Tuesday 4 February 2014

The Great Ocean Road! (4th-6th August)

So we skipped around Melbourne in a storm. Really the weather was horrendous, stopping only to surprise some relatives of mine, and went on to Torquay, by which time the weather had improved vastly. The drive there had been horrific and not just because of the weather. The weather had been horrible, particularly on the motorway west of Melbourne; about as little visibility through the rain as it's safe to drive in, the rain was so bad. And then, bypassing Melbourne the navman (that's sat nav to you Brits) decided to send us up and down the same bit of motorway about 4 times, through the toll-road each time.

Anyway we made it to Torquay for the night and actually managed to find a caravan stopping area to camp in for the night... and a nice pub/club for a few drinks and a chat with a Kiwi racehorse breeder. Then, in the morning, after a necessary laundry stop, we were on to the Great Ocean Road.

Despite the fact this bit of the drive only took us 2 days, we really were taking it nice and easy. Our first stop was in Anglsea, to let Casey have a bit of fun... playing golf. I have to admit even I found the course incredible, it was covered in kangaroos! 

Even saw a little Joey in it's pouch...






I never really got into golf, as I'm sure you can tell...





Next stop, Aireys Inlet, where thanks once again to the book, we stopped at the lighthouse from Round the Twist, and sea stacks similar to the Twelve Apostles, which will appear later in this post.


And at the end of our first day, a stop in Lorne, where I, in the morning, enjoyed yet another coffee on the beach, from my grumpy mug =)

By day 2 of the Great Ocean Road (which was actually day 7 of the road trip), Casey had really got into the swing of stopping at all the brown signs; touristy stops.
Today it seemed to be waterfalls. First off was Erskine Falls in the Otaway Forest which were really beautiful, probably to do with the deluge of rain in the previous week.

The second falls we decided to go to, we didn't actually make it to. The path to Sheoak Falls was very flooded, though Casey did design an interesting way to cross the flooded path.





So we went to Teddy's Lookout instead. Now plenty of people have beautiful pictures of the Great Ocean Road, but how many people have pictures of rainbows over the Great Ocean Road. The views of the road were amazing.

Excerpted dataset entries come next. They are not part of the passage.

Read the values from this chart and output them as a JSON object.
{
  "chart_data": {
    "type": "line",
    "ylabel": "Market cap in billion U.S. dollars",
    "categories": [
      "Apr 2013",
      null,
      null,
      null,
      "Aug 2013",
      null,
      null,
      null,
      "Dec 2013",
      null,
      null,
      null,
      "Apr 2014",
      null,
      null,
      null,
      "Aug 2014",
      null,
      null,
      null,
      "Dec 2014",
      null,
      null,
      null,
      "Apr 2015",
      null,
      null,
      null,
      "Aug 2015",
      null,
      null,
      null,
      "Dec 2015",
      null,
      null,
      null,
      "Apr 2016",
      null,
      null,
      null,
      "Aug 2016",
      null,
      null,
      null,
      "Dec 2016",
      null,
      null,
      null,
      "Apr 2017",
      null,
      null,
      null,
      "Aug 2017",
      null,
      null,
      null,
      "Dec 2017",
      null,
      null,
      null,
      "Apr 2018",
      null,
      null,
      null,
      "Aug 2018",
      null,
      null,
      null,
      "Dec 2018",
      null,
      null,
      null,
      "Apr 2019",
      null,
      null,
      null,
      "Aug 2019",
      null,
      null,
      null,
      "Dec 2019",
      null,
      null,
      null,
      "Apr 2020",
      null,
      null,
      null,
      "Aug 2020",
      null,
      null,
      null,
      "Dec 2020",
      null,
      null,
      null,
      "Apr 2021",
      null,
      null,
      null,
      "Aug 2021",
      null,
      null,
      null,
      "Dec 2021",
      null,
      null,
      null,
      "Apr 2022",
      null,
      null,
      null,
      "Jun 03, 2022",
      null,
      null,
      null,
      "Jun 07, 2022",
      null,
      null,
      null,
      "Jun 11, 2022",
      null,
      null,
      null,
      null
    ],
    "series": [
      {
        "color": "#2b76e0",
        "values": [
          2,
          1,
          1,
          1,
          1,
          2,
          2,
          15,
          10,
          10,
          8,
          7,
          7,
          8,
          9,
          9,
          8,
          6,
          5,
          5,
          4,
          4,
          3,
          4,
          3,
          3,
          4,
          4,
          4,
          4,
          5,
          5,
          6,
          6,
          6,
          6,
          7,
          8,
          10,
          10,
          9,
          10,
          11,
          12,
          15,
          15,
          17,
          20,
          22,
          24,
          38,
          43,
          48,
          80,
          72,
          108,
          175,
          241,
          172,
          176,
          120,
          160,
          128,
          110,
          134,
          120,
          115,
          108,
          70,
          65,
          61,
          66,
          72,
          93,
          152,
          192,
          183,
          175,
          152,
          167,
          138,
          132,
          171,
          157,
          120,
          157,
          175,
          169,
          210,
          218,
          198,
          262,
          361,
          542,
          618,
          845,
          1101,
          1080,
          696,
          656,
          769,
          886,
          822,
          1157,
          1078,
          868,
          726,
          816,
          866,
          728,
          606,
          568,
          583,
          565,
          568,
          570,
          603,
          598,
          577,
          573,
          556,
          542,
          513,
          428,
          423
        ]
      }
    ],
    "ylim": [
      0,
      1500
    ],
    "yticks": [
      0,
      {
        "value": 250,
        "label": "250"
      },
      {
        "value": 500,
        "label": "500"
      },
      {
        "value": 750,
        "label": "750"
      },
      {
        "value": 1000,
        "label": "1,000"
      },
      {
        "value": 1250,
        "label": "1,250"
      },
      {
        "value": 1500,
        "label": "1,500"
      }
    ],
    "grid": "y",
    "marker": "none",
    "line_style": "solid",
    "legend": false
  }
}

And later on the Twelve Apostles, beautiful sea stacks.

And London Bridge, which used to have one more arch which collapsed in 1990, leaving two people stranded out on the bridge.










And my favourite, the Bay of Isles, at sunset.

We reached the end of the Great Ocean Road in Warrnambool that night, 2 days later, 252km from Torquay. The most incredible place we found at Warrnambool was Logan Beach.
The seabed drops away straight off the beach creating a deep channel which humpback whales use as a nursery. Despite the closeness to the beach, my camera wasn't quite good enough to take brilliant pictures, but I'm pretty sure these were killer whales.


I'll just continue now as far as Yambuk, a stop we made half an hour after leaving Warrnambool on the 6th.











We stopped for the sole purpose of the 30m slide listed in 'The Book.' and ended up staying most of the afternoon. Casey managed to catch his first tiny fish and I sat on the beach watching the waves roll in straight from the Antarctic, beautiful!